Sahil Bloom recently wrote about “The Eject Button Mentality,” and it immediately made me think of hiring.
He referenced a Harvard study by Daniel Gilbert and Jane Ebert where students had to choose one photo to keep. One group was told the decision was final. Another group was told they could change their mind later.
The surprising result?
The group with the final decision was happier.
The group with the option to swap kept second-guessing.
That is hiring in a nutshell.
We think more choice will make us more confident. More résumés. More interviews. More time. More “just one more candidate.”
But too much choice can keep us stuck in comparison mode.
Then, after the hire, buyer’s remorse kicks in.
“She’s good, but was the other candidate better?”

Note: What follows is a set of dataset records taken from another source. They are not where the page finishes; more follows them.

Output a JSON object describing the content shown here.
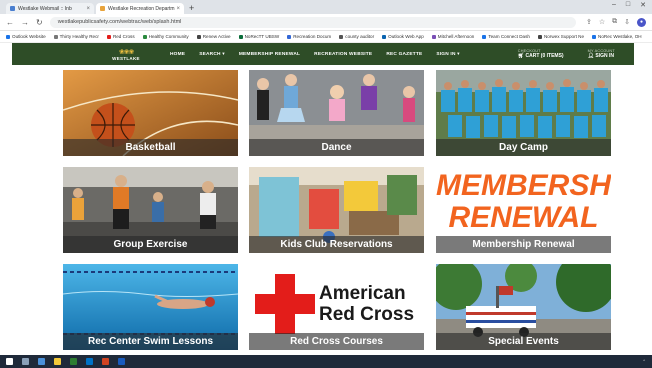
{
  "browser": {
    "tabs": [
      {
        "label": "Westlake Webmail :: Inb",
        "active": false
      },
      {
        "label": "Westlake Recreation Departm",
        "active": true
      }
    ],
    "url": "westlakepublicsafety.com/webtrac/web/splash.html",
    "bookmarks": [
      "Outlook Website",
      "Thirty Healthy Recr",
      "Red Cross",
      "Healthy Community",
      "Renew Active",
      "NoRecTT UBSW",
      "Recreation Docum",
      "county auditor",
      "Outlook Web App",
      "Mitchell Afternoon",
      "Team Connect Dash",
      "Norwex Support Ne",
      "NoRec Westlake, OH"
    ]
  },
  "site": {
    "logo_text": "WESTLAKE",
    "menu": [
      "HOME",
      "SEARCH ▾",
      "MEMBERSHIP RENEWAL",
      "RECREATION WEBSITE",
      "REC GAZETTE",
      "SIGN IN ▾"
    ],
    "checkout_label": "CHECKOUT",
    "cart_label": "CART (0 ITEMS)",
    "account_label": "MY ACCOUNT",
    "signin_label": "SIGN IN"
  },
  "tiles": [
    {
      "id": "basketball",
      "label": "Basketball"
    },
    {
      "id": "dance",
      "label": "Dance"
    },
    {
      "id": "day-camp",
      "label": "Day Camp"
    },
    {
      "id": "group-exercise",
      "label": "Group Exercise"
    },
    {
      "id": "kids-club",
      "label": "Kids Club Reservations"
    },
    {
      "id": "membership-renewal",
      "label": "Membership Renewal",
      "banner_line1": "MEMBERSHIP",
      "banner_line2": "RENEWAL"
    },
    {
      "id": "swim-lessons",
      "label": "Rec Center Swim Lessons"
    },
    {
      "id": "red-cross",
      "label": "Red Cross Courses",
      "logo_line1": "American",
      "logo_line2": "Red Cross"
    },
    {
      "id": "special-events",
      "label": "Special Events"
    }
  ],
  "colors": {
    "nav_bg": "#2e4d27",
    "membership_orange": "#f2641f",
    "red_cross": "#e31d1a"
  }
}
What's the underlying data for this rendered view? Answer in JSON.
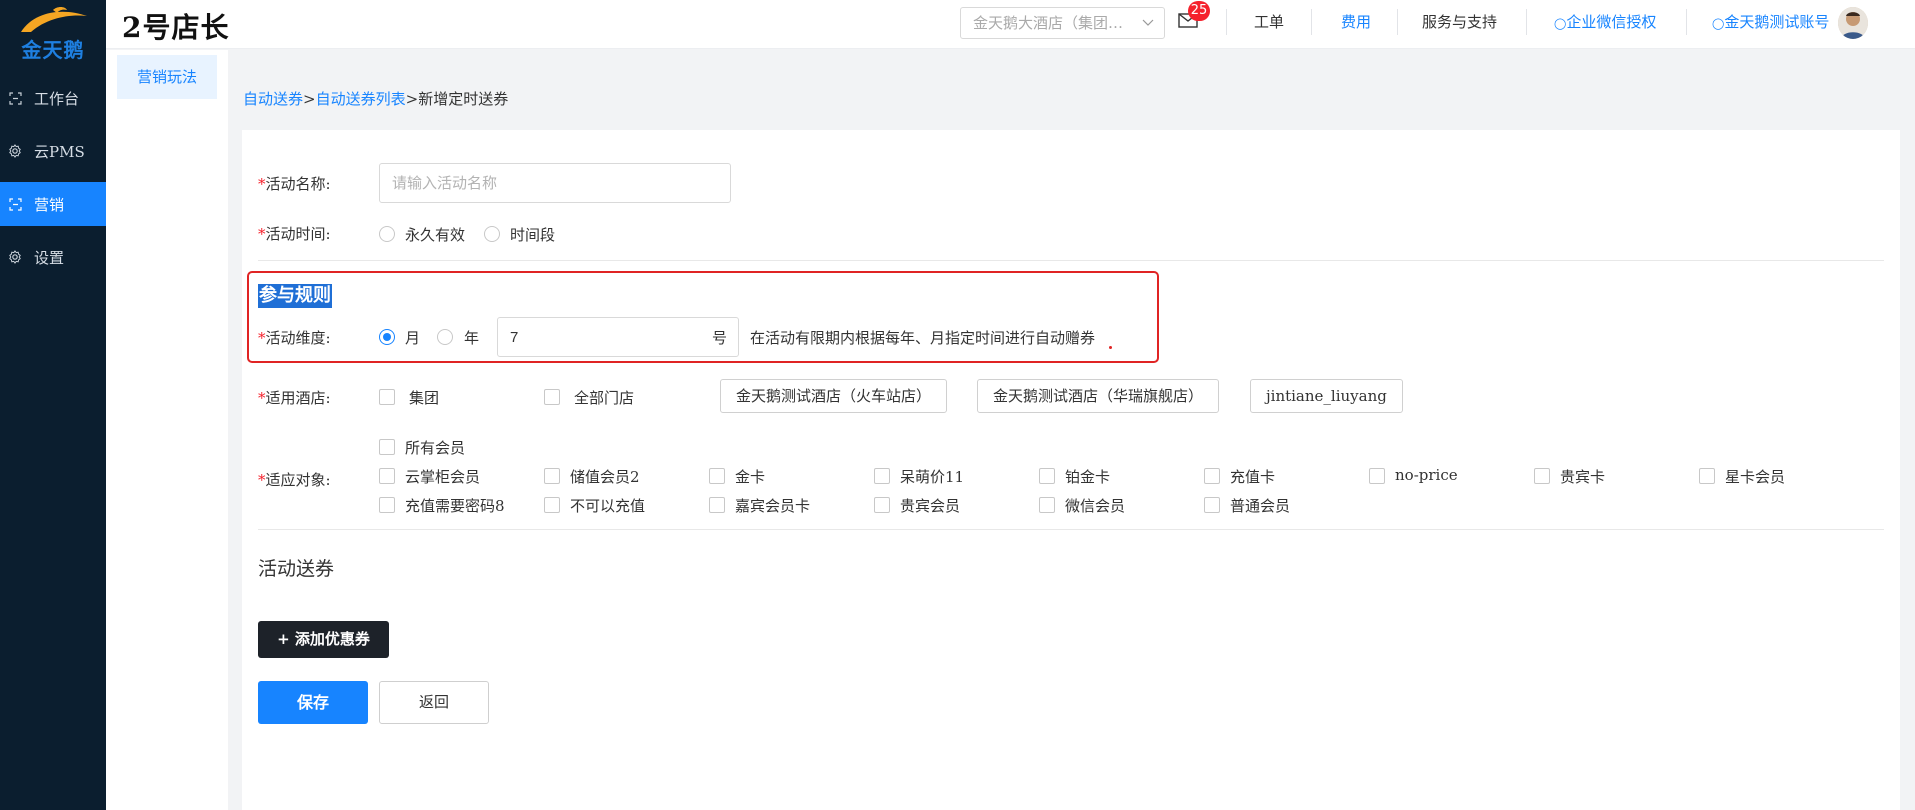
{
  "app": {
    "logo_text": "金天鹅",
    "brand_title": "2号店长"
  },
  "leftnav": {
    "items": [
      {
        "label": "工作台",
        "icon": "workbench-icon",
        "active": false
      },
      {
        "label": "云PMS",
        "icon": "gear-icon",
        "active": false
      },
      {
        "label": "营销",
        "icon": "marketing-icon",
        "active": true
      },
      {
        "label": "设置",
        "icon": "gear-icon",
        "active": false
      }
    ]
  },
  "topbar": {
    "hotel_select_value": "金天鹅大酒店（集团…",
    "mail_badge": "25",
    "links": {
      "ticket": "工单",
      "fees": "费用",
      "service": "服务与支持",
      "wecom": "企业微信授权",
      "account": "金天鹅测试账号"
    }
  },
  "submenu": {
    "item": "营销玩法"
  },
  "breadcrumb": {
    "auto_coupon": "自动送券",
    "sep": ">",
    "coupon_list": "自动送券列表",
    "current": "新增定时送券"
  },
  "form": {
    "name_label": "活动名称:",
    "name_placeholder": "请输入活动名称",
    "time_label": "活动时间:",
    "time_options": [
      "永久有效",
      "时间段"
    ],
    "rules_title": "参与规则",
    "dimension_label": "活动维度:",
    "dimension_options": [
      "月",
      "年"
    ],
    "dimension_value": "7",
    "dimension_suffix": "号",
    "dimension_hint": "在活动有限期内根据每年、月指定时间进行自动赠券",
    "hotel_label": "适用酒店:",
    "hotel_checks": [
      "集团",
      "全部门店"
    ],
    "hotel_tags": [
      "金天鹅测试酒店（火车站店）",
      "金天鹅测试酒店（华瑞旗舰店）",
      "jintiane_liuyang"
    ],
    "target_label": "适应对象:",
    "all_members": "所有会员",
    "member_row1": [
      "云掌柜会员",
      "储值会员2",
      "金卡",
      "呆萌价11",
      "铂金卡",
      "充值卡",
      "no-price",
      "贵宾卡",
      "星卡会员"
    ],
    "member_row2": [
      "充值需要密码8",
      "不可以充值",
      "嘉宾会员卡",
      "贵宾会员",
      "微信会员",
      "普通会员"
    ],
    "coupon_section": "活动送券",
    "add_coupon": "+ 添加优惠券",
    "save": "保存",
    "back": "返回"
  }
}
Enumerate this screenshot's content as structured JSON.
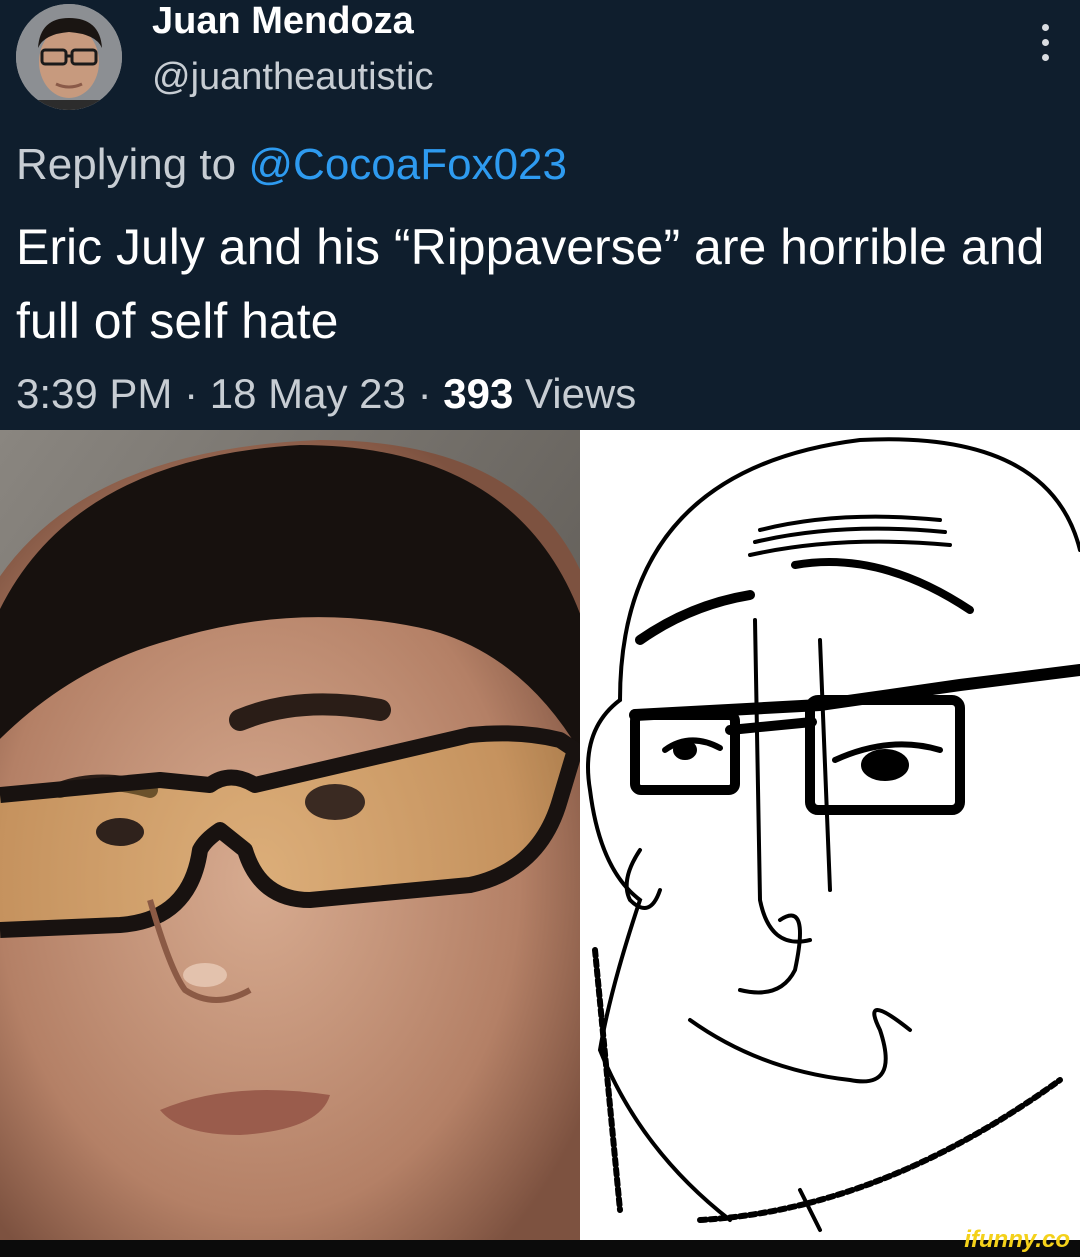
{
  "tweet": {
    "author_name": "Juan Mendoza",
    "author_handle": "@juantheautistic",
    "reply_prefix": "Replying to",
    "reply_mention": "@CocoaFox023",
    "text": "Eric July and his “Rippaverse” are horrible and full of self hate",
    "time": "3:39 PM",
    "separator": "·",
    "date": "18 May 23",
    "views_count": "393",
    "views_label": "Views",
    "more_icon": "more-vertical-icon",
    "colors": {
      "background": "#0f1e2d",
      "mention": "#2e9bf0",
      "muted": "#c7cdd3"
    }
  },
  "watermark": {
    "text": "ifunny.co",
    "color": "#f4d11a"
  }
}
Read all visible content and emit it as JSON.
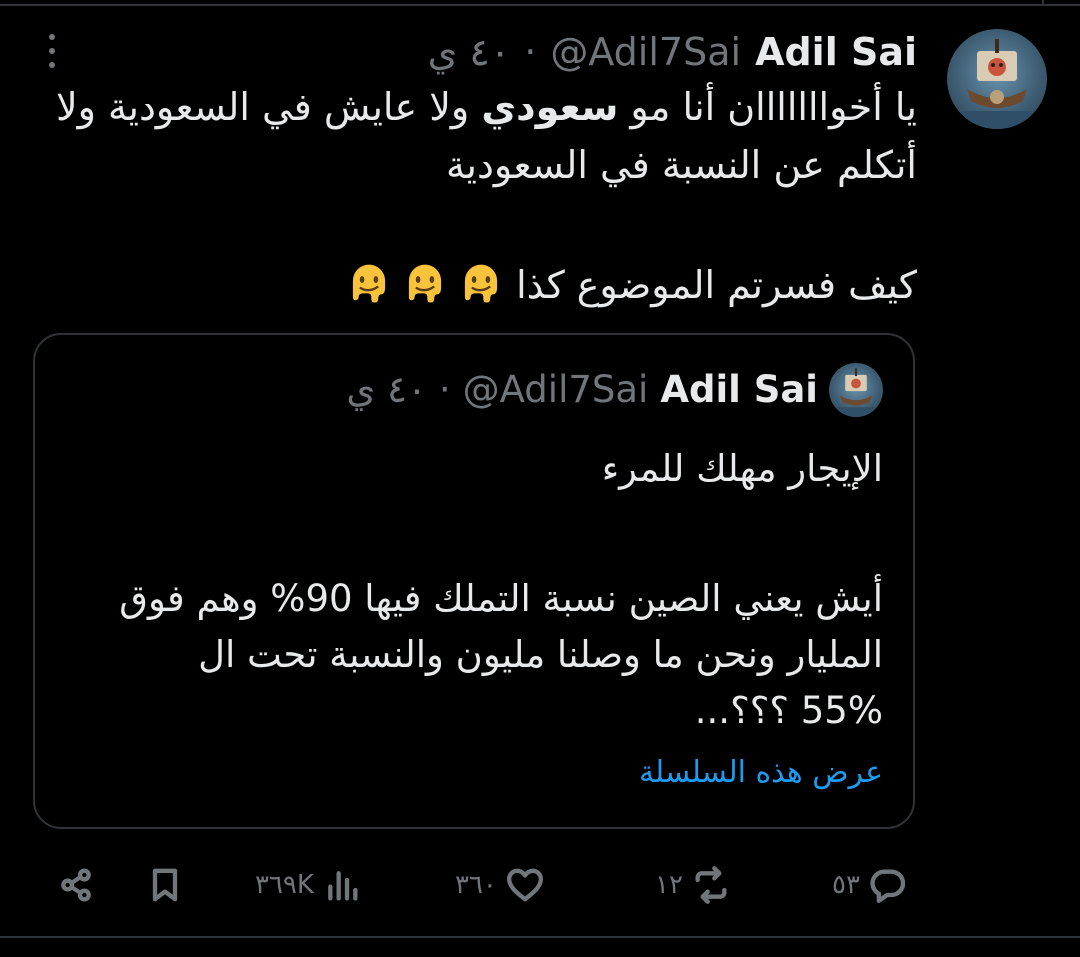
{
  "tweet": {
    "author_name": "Adil Sai",
    "handle": "@Adil7Sai",
    "separator": "·",
    "time": "٤٠ ي",
    "text_line1": "يا أخوااااااان أنا مو ",
    "text_bold": "سعودي",
    "text_line1_rest": " ولا عايش في السعودية ولا",
    "text_line2": "أتكلم عن النسبة في السعودية",
    "text_line3": "كيف فسرتم الموضوع كذا",
    "emoji_name": "melting-face"
  },
  "quoted": {
    "author_name": "Adil Sai",
    "handle": "@Adil7Sai",
    "separator": "·",
    "time": "٤٠ ي",
    "line1": "الإيجار مهلك للمرء",
    "line2": "أيش يعني الصين نسبة التملك فيها 90% وهم فوق",
    "line3": "المليار ونحن ما وصلنا مليون والنسبة تحت ال",
    "line4": "55% ؟؟؟...",
    "show_thread": "عرض هذه السلسلة"
  },
  "actions": {
    "replies": "٥٣",
    "reposts": "١٢",
    "likes": "٣٦٠",
    "views": "٣٦٩K"
  },
  "colors": {
    "background": "#000000",
    "text": "#e7e9ea",
    "muted": "#71767b",
    "link": "#1d9bf0",
    "border": "#2f3336"
  }
}
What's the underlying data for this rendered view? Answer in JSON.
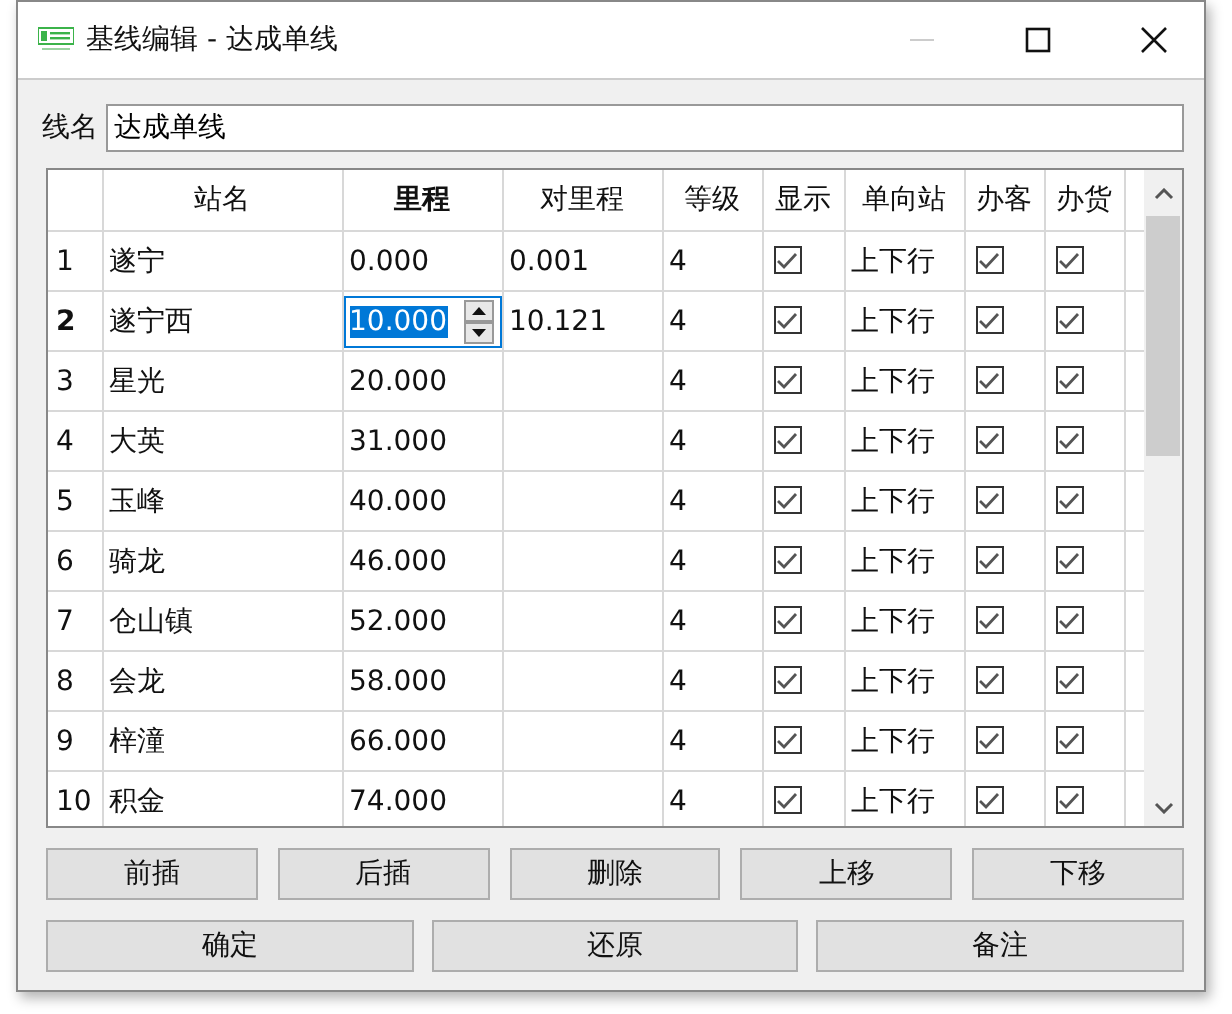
{
  "window": {
    "title": "基线编辑 - 达成单线"
  },
  "line_name": {
    "label": "线名",
    "value": "达成单线"
  },
  "table": {
    "columns": [
      "站名",
      "里程",
      "对里程",
      "等级",
      "显示",
      "单向站",
      "办客",
      "办货"
    ],
    "rows": [
      {
        "index": "1",
        "selected": false,
        "name": "遂宁",
        "mileage": "0.000",
        "counter_mileage": "0.001",
        "level": "4",
        "show": true,
        "direction": "上下行",
        "passenger": true,
        "freight": true
      },
      {
        "index": "2",
        "selected": true,
        "name": "遂宁西",
        "mileage": "10.000",
        "counter_mileage": "10.121",
        "level": "4",
        "show": true,
        "direction": "上下行",
        "passenger": true,
        "freight": true
      },
      {
        "index": "3",
        "selected": false,
        "name": "星光",
        "mileage": "20.000",
        "level": "4",
        "show": true,
        "direction": "上下行",
        "passenger": true,
        "freight": true
      },
      {
        "index": "4",
        "selected": false,
        "name": "大英",
        "mileage": "31.000",
        "level": "4",
        "show": true,
        "direction": "上下行",
        "passenger": true,
        "freight": true
      },
      {
        "index": "5",
        "selected": false,
        "name": "玉峰",
        "mileage": "40.000",
        "level": "4",
        "show": true,
        "direction": "上下行",
        "passenger": true,
        "freight": true
      },
      {
        "index": "6",
        "selected": false,
        "name": "骑龙",
        "mileage": "46.000",
        "level": "4",
        "show": true,
        "direction": "上下行",
        "passenger": true,
        "freight": true
      },
      {
        "index": "7",
        "selected": false,
        "name": "仓山镇",
        "mileage": "52.000",
        "level": "4",
        "show": true,
        "direction": "上下行",
        "passenger": true,
        "freight": true
      },
      {
        "index": "8",
        "selected": false,
        "name": "会龙",
        "mileage": "58.000",
        "level": "4",
        "show": true,
        "direction": "上下行",
        "passenger": true,
        "freight": true
      },
      {
        "index": "9",
        "selected": false,
        "name": "梓潼",
        "mileage": "66.000",
        "level": "4",
        "show": true,
        "direction": "上下行",
        "passenger": true,
        "freight": true
      },
      {
        "index": "10",
        "selected": false,
        "name": "积金",
        "mileage": "74.000",
        "level": "4",
        "show": true,
        "direction": "上下行",
        "passenger": true,
        "freight": true
      }
    ]
  },
  "buttons_row_1": [
    "前插",
    "后插",
    "删除",
    "上移",
    "下移"
  ],
  "buttons_row_2": [
    "确定",
    "还原",
    "备注"
  ]
}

“He’s learning, but should he already know this?”
“Maybe we should have waited.”
And then the normal friction of onboarding starts. They ask questions. They make mistakes. They need repetition. They are not fully productive in week two.
Suddenly, the eject button appears.
Sometimes the hire really is wrong. Red flags matter. Poor effort matters. Lack of ability matters.
But often, employers eject too early. They mistake the normal discomfort of onboarding for proof that they made the wrong decision.
Hiring is not the finish line. It is the handoff.
Once you hire someone, they still need structure, training, examples, feedback, and time to learn how your company does things.
My advice?
Once you make the hire, actually make the hire.
Stop comparing them to the imaginary perfect candidate who never applied. Stop re-opening the search in your head while the new person is still learning the job.
Give them clear expectations.
Do GSR with them each week.
Teach them about the learning curve dip.
And the hiring manager is likely facing the learning curve as well. If you’re not used to onboarding someone, you too might be taking a plunge down the “informed pessimism” chasm.
Sahil mentions that the eject button exists for a reason. Use it if the plane is truly going down.
But don’t press it just because there is turbulence.
Sometimes the hard part after the hire is not a sign that you chose wrong.
Sometimes it is just the beginning of making the hire work.